Mozilla Swahili

Mozilla Common Voice Picks Up $3.4M to Teach Voice Assistants to Speak Kiswahili

A coalition of international non-profits is investing $3.4 million in Mozilla Common Voice to lay a foundation for voice assistants that speak Kiswahili. The open-source database of cataloged and transcribed voice recordings will apply the money toward building a robust voice dataset in the East African language, known elsewhere as Swahili, which about 100 million people speak, but has yet to be addressed by the major voice assistant developers.

Uncommonly Common Access

Amazon Alexa, Google Assistant, Siri, and other voice assistants have steadily added new languages to their repertoire since their introduction, no African language has ever been included in their plans. The geographic range of Kiswahili makes it an excellent candidate for Common Voice. Kiswahili is widely spoken across Kenya, Uganda, Tanzania, Rwanda, Burundi, and South Sudan, with pockets and of native speakers all over the world. To teach voice assistants to converse in a language requires huge datasets of people speaking in that tongue. The tech giants usually hold that data tightly, leaving others to look for other sources, which is where Mozilla comes into play.

Mozilla Common Voice began in 2017 as exactly that kind of alternative to major corporations for those looking for the data needed to train a voice AI. Common Voice is also a source for making voice assistants more accessible to those whom the existing voice assistants may have trouble understanding. The funding will make Kiswahili a significant part of the project. The investment comes from the Bill & Melinda Gates Foundation, the Deutsche Gesellschaft für Internationale Zusammenarbeit (GIZ) GmbH (German Development Cooperation), and the UK’s Foreign Commonwealth & Development Office (FCDO).

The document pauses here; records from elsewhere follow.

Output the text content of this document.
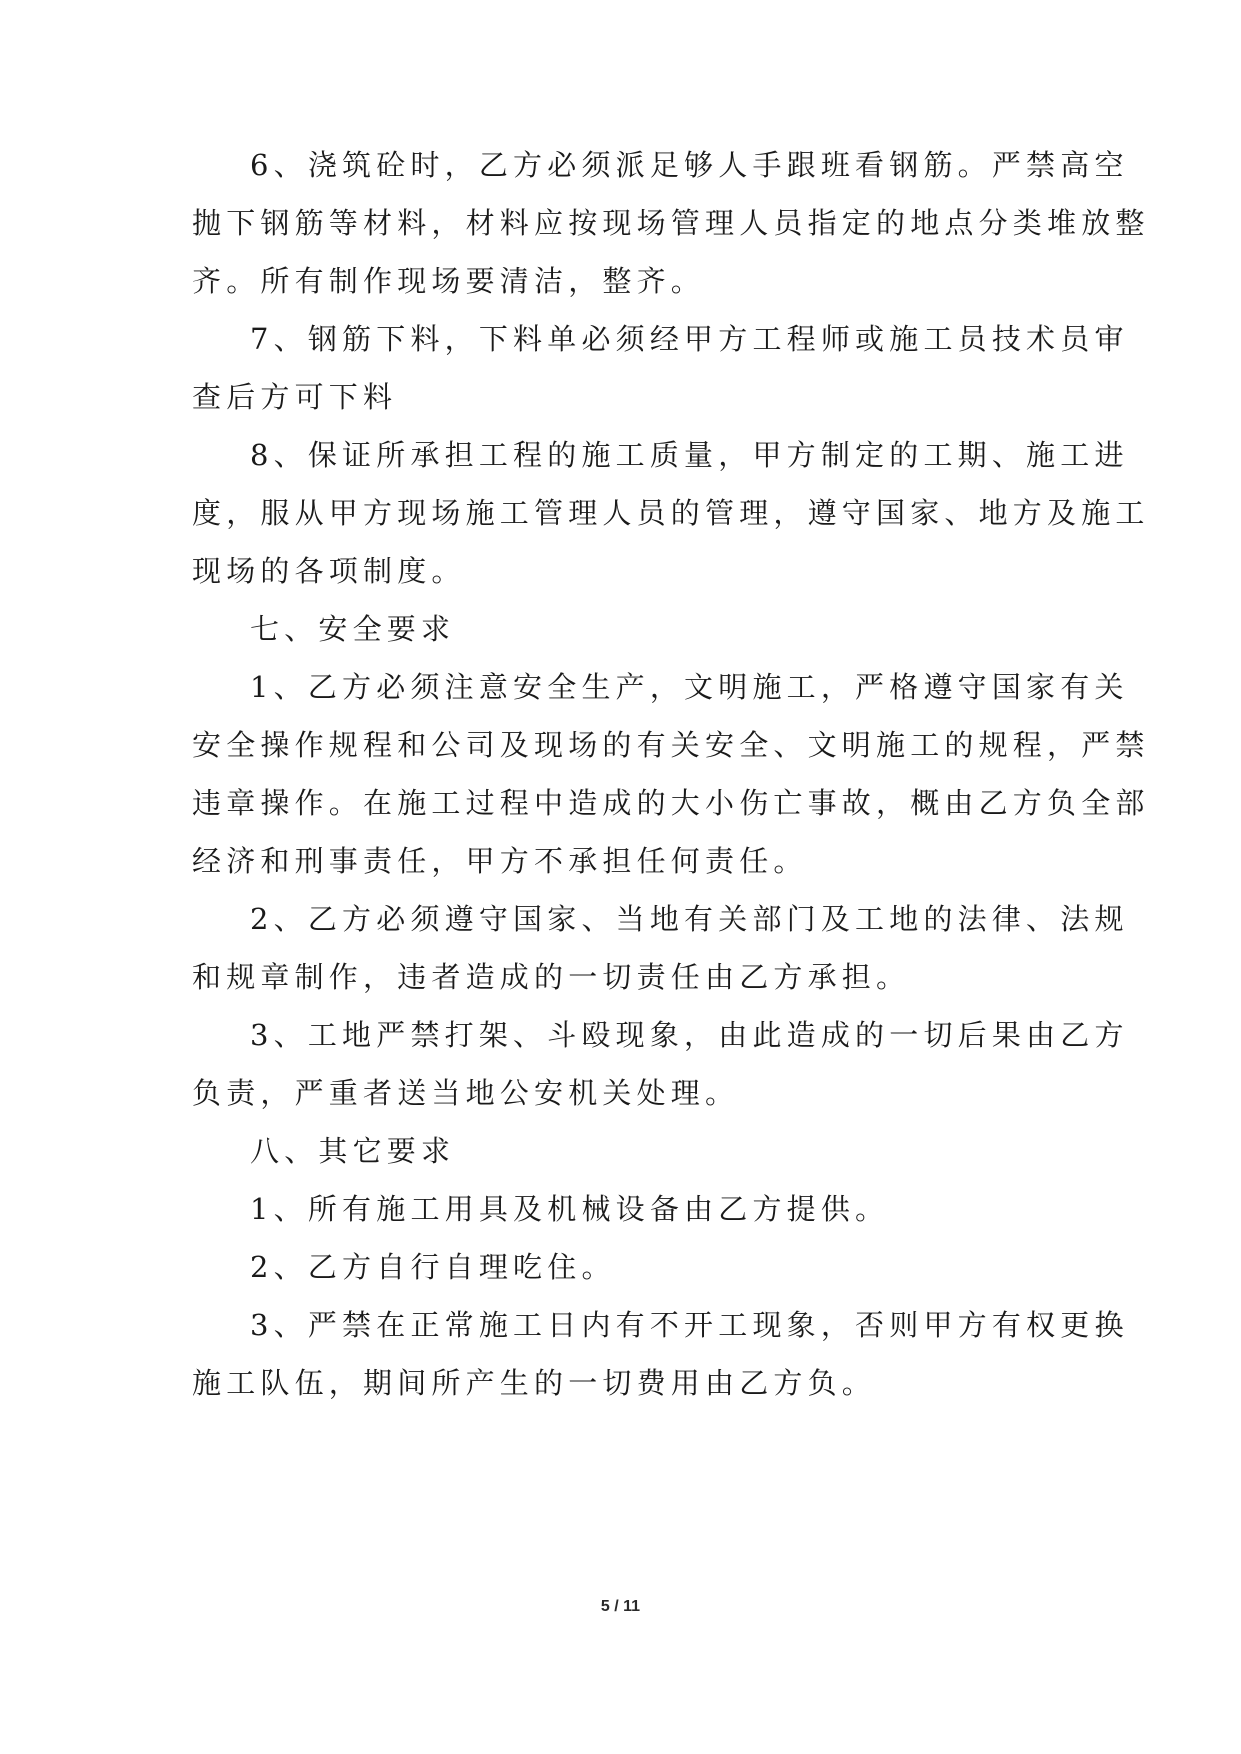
6、浇筑砼时，乙方必须派足够人手跟班看钢筋。严禁高空
抛下钢筋等材料，材料应按现场管理人员指定的地点分类堆放整
齐。所有制作现场要清洁，整齐。
7、钢筋下料，下料单必须经甲方工程师或施工员技术员审
查后方可下料
8、保证所承担工程的施工质量，甲方制定的工期、施工进
度，服从甲方现场施工管理人员的管理，遵守国家、地方及施工
现场的各项制度。
七、安全要求
1、乙方必须注意安全生产，文明施工，严格遵守国家有关
安全操作规程和公司及现场的有关安全、文明施工的规程，严禁
违章操作。在施工过程中造成的大小伤亡事故，概由乙方负全部
经济和刑事责任，甲方不承担任何责任。
2、乙方必须遵守国家、当地有关部门及工地的法律、法规
和规章制作，违者造成的一切责任由乙方承担。
3、工地严禁打架、斗殴现象，由此造成的一切后果由乙方
负责，严重者送当地公安机关处理。
八、其它要求
1、所有施工用具及机械设备由乙方提供。
2、乙方自行自理吃住。
3、严禁在正常施工日内有不开工现象，否则甲方有权更换
施工队伍，期间所产生的一切费用由乙方负。
5 / 11
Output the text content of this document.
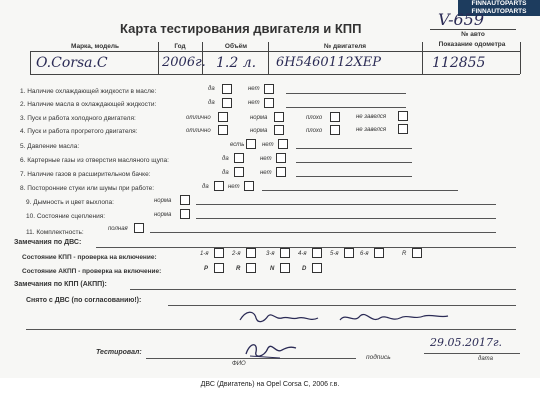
FINNAUTOPARTS
FINNAUTOPARTS
Карта тестирования двигателя и КПП	V-659
№ авто
Марка, модель	Год	Объём	№ двигателя	Показание одометра
O.Corsa.C	2006г. 1.2 л. 6H5460112XEP	112855
1. Наличие охлаждающей жидкости в масле:	да	нет
2. Наличие масла в охлаждающей жидкости:	да	нет
3. Пуск и работа холодного двигателя:	отлично	норма	плохо	не завелся
4. Пуск и работа прогретого двигателя:	отлично	норма	плохо	не завелся
5. Давление масла:	есть	нет
6. Картерные газы из отверстия масляного щупа:	да	нет
7. Наличие газов в расширительном бачке:	да	нет
8. Посторонние стуки или шумы при работе:	да	нет
9. Дымность и цвет выхлопа:	норма
10. Состояние сцепления:	норма
11. Комплектность:	полная
Замечания по ДВС:
Состояние КПП - проверка на включение:	1-я	2-я	3-я	4-я	5-я	6-я	R
Состояние АКПП - проверка на включение:	P	R	N	D
Замечания по КПП (АКПП):
Снято с ДВС (по согласованию!):
Тестировал:
ФИО
подпись	дата
29.05.2017г.
ДВС (Двигатель) на Opel Corsa C, 2006 г.в.
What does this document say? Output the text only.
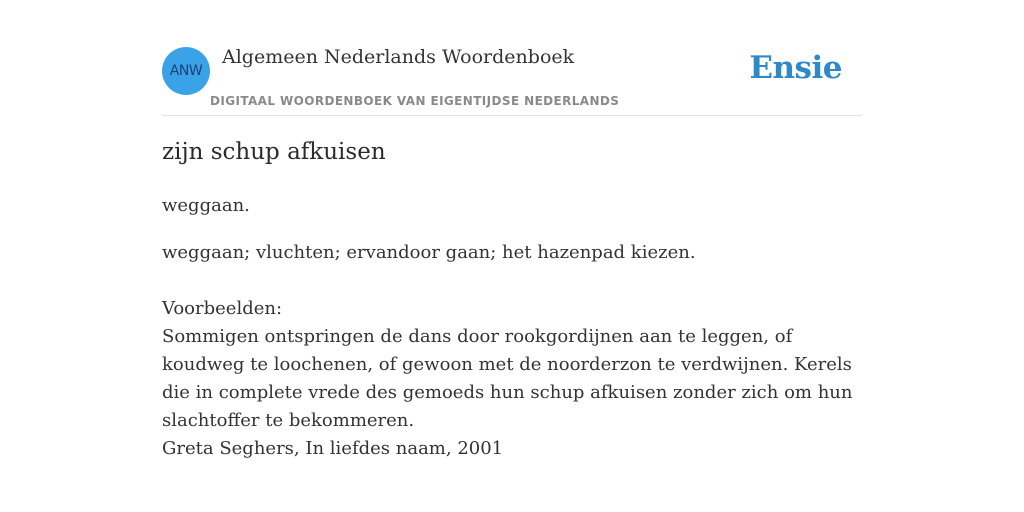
ANW
Algemeen Nederlands Woordenboek
DIGITAAL WOORDENBOEK VAN EIGENTIJDSE NEDERLANDS
Ensie
zijn schup afkuisen
weggaan.
weggaan; vluchten; ervandoor gaan; het hazenpad kiezen.
Voorbeelden:
Sommigen ontspringen de dans door rookgordijnen aan te leggen, of koudweg te loochenen, of gewoon met de noorderzon te verdwijnen. Kerels die in complete vrede des gemoeds hun schup afkuisen zonder zich om hun slachtoffer te bekommeren.
Greta Seghers, In liefdes naam, 2001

The cash will help with hiring a handful of people to focus specifically on the Kiswahili database and with the outreach and technical assistance needed to streamline getting volunteers to contribute their voice samples to the database.

“Language is a powerful part of who we are, and people, not profit-making companies, are the right guardians of how language appears in our digital lives,” Mozilla Foundation Special Advisor for Africa Innovation Mradi Chenai Chair said in a statement. “By making it easy to donate voice data in Kiswahili, Common Voice will support East Africans to play a direct role in creating technology that helps rather than harms their communities. We are thrilled to join with partners who share Mozilla’s vision for helping more people in more places to access voice technology.”

Common Talk

The Common Voice Database is enormous already, with more than 9,000 hours of 60 different languages. It’s the largest public domain voice dataset in the world. Common Voice has also proven it can grow quickly, as it was at 7,226 hours in 54 languages a year ago when Mozilla released a massive data set of voices,. If the Kiswahili project goes well, Mozilla may start applying a similar approach to other languages currently unrepresented by the major voice assistants. Common Voice is partnering with African companies and research groups to leverage the database into voice tech for the area, especially financial and agricultural services.

The funding and Kiswahili focus come a little over a month after Nvidia made a $1.5 million investment in Mozilla Common Voice and started working with Mozilla on voice AI and speech recognition. That investment also marked Common Voice’s transition to be fully under the Mozilla Foundation umbrella.